The area of the figure DES, described by the indefinite radius SD, is equal to the area which a body with a radius equal to half the latus rectum of the figure DES, by uniformly revolving about the centre S, may describe in the same time.

A body C in the smallest moment of time describes in falling the infinitely little line Cc. while another body K, uniformly revolving around the center S in the circle OKk, describes the arc Kk.

Erect the perpendiculars CD, cd, meeting the figure DES in D, d.

Join SD, Sd, SK, Sk, and draw Dd meeting the axis AS in T, and thereon let fall the perpendicular SY.

Case 1

If DES is a circle, or a rectangular hyperbola, bisect its transverse diameter AS in O, and SO will be half the latus rectum. And because TC is to TD as Cc to Dd, and TD to TS as CD to SY; ex æquo TC will be to TS as CD x Cc to SY x Dd.

But (by Cor. 1, Prop. XXXIII) TC is to TS as AC to AO; to wit, if in the coalescence of the points D, d, the ultimate ratios of the lines are taken. Wherefore AC is to AO or SK as CD x Cc to SY x Dd.

Farther, the velocity of the descending body in C is to the velocity of a body describing a circle about the centre S, at the interval SC, in the subduplicate ratio of AC to AO or SK (by Prop. XXXIII); and this velocity is to the velocity of a body describing the circle OKk in the subduplicate ratio of SK to SC (by Cor. 6, Prop IV); and, ex æquo, the first velocity to the last, that is, the little line Cc to the arc Kk, in the subduplicate ratio of AC to SC, that is, in the ratio of AC to CD. Wherefore CD x Cc is equal to AC × Kk.

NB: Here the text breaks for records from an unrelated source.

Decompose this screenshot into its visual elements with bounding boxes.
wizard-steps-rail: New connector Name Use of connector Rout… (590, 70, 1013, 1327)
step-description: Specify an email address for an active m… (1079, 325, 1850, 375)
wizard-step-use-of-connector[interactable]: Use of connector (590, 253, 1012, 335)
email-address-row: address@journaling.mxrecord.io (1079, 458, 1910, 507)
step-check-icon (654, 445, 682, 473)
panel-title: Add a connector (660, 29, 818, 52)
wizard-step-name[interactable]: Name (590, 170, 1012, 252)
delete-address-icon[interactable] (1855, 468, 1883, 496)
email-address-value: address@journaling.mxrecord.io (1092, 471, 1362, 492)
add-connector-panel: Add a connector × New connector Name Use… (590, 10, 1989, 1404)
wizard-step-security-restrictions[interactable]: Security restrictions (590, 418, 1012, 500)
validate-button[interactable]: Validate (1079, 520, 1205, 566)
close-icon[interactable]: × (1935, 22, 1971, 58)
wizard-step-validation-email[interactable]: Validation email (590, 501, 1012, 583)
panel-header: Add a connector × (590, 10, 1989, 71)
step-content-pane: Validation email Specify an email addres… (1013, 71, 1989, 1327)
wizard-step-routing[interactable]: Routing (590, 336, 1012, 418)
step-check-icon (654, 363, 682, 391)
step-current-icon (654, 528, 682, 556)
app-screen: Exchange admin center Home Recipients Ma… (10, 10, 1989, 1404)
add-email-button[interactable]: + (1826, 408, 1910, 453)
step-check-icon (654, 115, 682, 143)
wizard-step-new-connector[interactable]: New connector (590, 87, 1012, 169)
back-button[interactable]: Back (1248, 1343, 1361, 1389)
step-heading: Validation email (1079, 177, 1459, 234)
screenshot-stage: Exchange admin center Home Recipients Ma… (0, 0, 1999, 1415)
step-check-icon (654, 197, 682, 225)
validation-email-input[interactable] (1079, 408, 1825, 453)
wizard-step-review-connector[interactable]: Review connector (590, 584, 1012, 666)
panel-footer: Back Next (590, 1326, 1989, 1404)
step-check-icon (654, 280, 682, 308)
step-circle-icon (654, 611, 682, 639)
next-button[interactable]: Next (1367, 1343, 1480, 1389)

Consequently AC to SK as AC × Kk to SY × Dd.

Thence SK × Kk equal to SY × Dd, and ½SK × Kk equal to ½SY × Dd, that is, the area KSk equal to the area SDd.

Therefore in every moment of time two equal particles, KSk and SDd, of areas are generated, which, if their magnitude is diminished, and their number increased in infinitum, obtain the ratio of equality, and consequently (by Cor. Lem. IV), the whole areas together generated are always equal. Q.E.D.

Case 2

But if the figure DES is a parabola, we shall find, as above, CD × Cc to SY × Dd as TC to TS, that is, as 2 to 1; and that therefore ¼CD × Cc is equal to ½SY × Dd.

But the velocity of the falling body in C is equal to the velocity with which a circle may be uniformly described at the interval ½SC (by Prop. XXXIV).

This velocity to the velocity with which a circle may be described with the radius SK, that is, the little line Cc to the arc Kk, is (by Cor. 6, Prop. IV) in the subduplicate ratio of SK to ½SC; that is, in the ratio of SK to ½CD. Wherefore ½SK × Kk is equal to ¼CD × Cc, and therefore equal to ½SY × Dd; that is, the area KSk is equal to the area SDd, as above. Q.E.D.

PROPOSITION 36 PROBLEM 25

Determine the time of the fall of a body from a place A

Upon the diameter AS, the distance of the body from the centre at the beginning, likewise the semi-circle describe the semi-circle OKH equal thereto, about the centre S.

From any place C of the body erect the ordinate CD.

Join SD, and make the sector OSK equal to the area ASD. It is evident (by Prop. XXXV) that the body in falling will describe the space AC in the same time in which another body, uniformly revolving about the centre S, may describe the arc OK. Q.E.F.